O guia integra a agenda de turismo responsável do Ministério e alinha-se à pauta internacional de igualdade de gênero. Em 2025, a Pasta já havia lançado o Guia com Dicas para Atender Bem Turistas Mulheres, focado no setor de serviços. O novo material complementa essa estratégia ao focar na experiência direta da viajante, fortalecendo a autonomia feminina.
Perfil da viajante solo
A faixa etária predominante é de 35 a 44 anos (34,6%), seguida pelas faixas de 45 a 54 anos (22,1%) e 25 a 34 anos (21,7%). A maioria possui renda entre três e dez salários mínimos e 67,7% não têm filhos. Entre as mães com filhos menores, 58,5% sentiram-se seguras ao viajar com eles.
Motivações e interesses
Embora o lazer lidere (72,6%), a busca por independência e liberdade é central para 65,1% das entrevistadas. Autoconhecimento, trabalho e visitas a familiares também são citados. Na escolha do destino, a segurança e a liberdade de escolha superam fatores como preço e conforto.
Visão especializada
O material contou com a consultoria de 17 especialistas das áreas de turismo e gênero, além da parceria com a UNESCO e a jornalista Anelise Zanoni. O conteúdo dialoga com políticas públicas como o Pacto Nacional de Enfrentamento ao Feminicídio e o Protocolo Não é Não, reforçando que a segurança é uma responsabilidade compartilhada por toda a cadeia turística.

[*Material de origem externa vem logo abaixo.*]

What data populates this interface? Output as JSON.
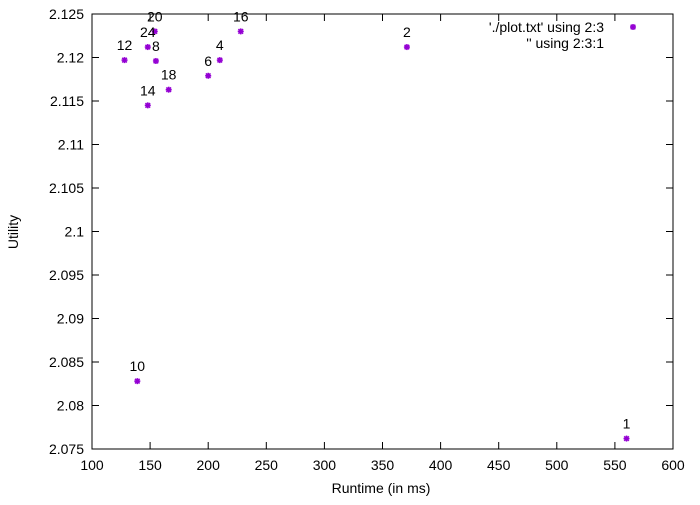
{
  "chart_data": {
    "type": "scatter",
    "xlabel": "Runtime (in ms)",
    "ylabel": "Utility",
    "xlim": [
      100,
      600
    ],
    "ylim": [
      2.075,
      2.125
    ],
    "x_ticks": [
      "100",
      "150",
      "200",
      "250",
      "300",
      "350",
      "400",
      "450",
      "500",
      "550",
      "600"
    ],
    "y_ticks": [
      "2.075",
      "2.08",
      "2.085",
      "2.09",
      "2.095",
      "2.1",
      "2.105",
      "2.11",
      "2.115",
      "2.12",
      "2.125"
    ],
    "grid": false,
    "legend_position": "top-right",
    "series": [
      {
        "name": "'./plot.txt' using 2:3",
        "color": "#9400d3",
        "points": [
          {
            "x": 560,
            "y": 2.0762,
            "label": "1"
          },
          {
            "x": 371,
            "y": 2.1212,
            "label": "2"
          },
          {
            "x": 210,
            "y": 2.1197,
            "label": "4"
          },
          {
            "x": 200,
            "y": 2.1179,
            "label": "6"
          },
          {
            "x": 155,
            "y": 2.1196,
            "label": "8"
          },
          {
            "x": 139,
            "y": 2.0828,
            "label": "10"
          },
          {
            "x": 128,
            "y": 2.1197,
            "label": "12"
          },
          {
            "x": 148,
            "y": 2.1145,
            "label": "14"
          },
          {
            "x": 228,
            "y": 2.123,
            "label": "16"
          },
          {
            "x": 166,
            "y": 2.1163,
            "label": "18"
          },
          {
            "x": 154,
            "y": 2.123,
            "label": "20"
          },
          {
            "x": 148,
            "y": 2.1212,
            "label": "24"
          }
        ]
      },
      {
        "name": "'' using 2:3:1",
        "color": "#000000",
        "points": []
      }
    ]
  }
}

“O guia nasce a partir de algo que sempre observei como jornalista e viajante: muitas mulheres desejam viajar sozinhas, mas ainda enfrentam inseguranças e falta de informação. Por isso, além de reunir histórias e experiências, o guia tem uma pesquisa inédita que dá visibilidade a esse cenário e traz dados para qualificar o debate sobre segurança, autonomia e mobilidade feminina no turismo”, destacou Anelise Zanoni, jornalista e consultora da UNESCO que participou da elaboração do guia.
Ações de proteção
O conteúdo do Guia dialoga diretamente com iniciativas do Governo do Brasil, como o Pacto Nacional Brasil de Enfrentamento ao Feminicídio, que busca fortalecer redes de enfrentamento à violência contra a mulher e ampliar a divulgação de informações sobre direitos e estruturas de proteção e prevenção da violência de gênero.
A publicação também se articula a estratégias como o Movimento Turismo que Protege e o Código de Conduta Brasil, iniciativas do Ministério do Turismo voltadas à prevenção e ao combate à exploração sexual de crianças e adolescentes no setor, e ao Protocolo Não é Não, que estabelece medidas de proteção às mulheres em casas noturnas, shows e eventos com venda de bebidas alcoólicas. As ações reforçam que a responsabilidade pela segurança não recai apenas sobre a viajante, mas sobre toda a cadeia do turismo.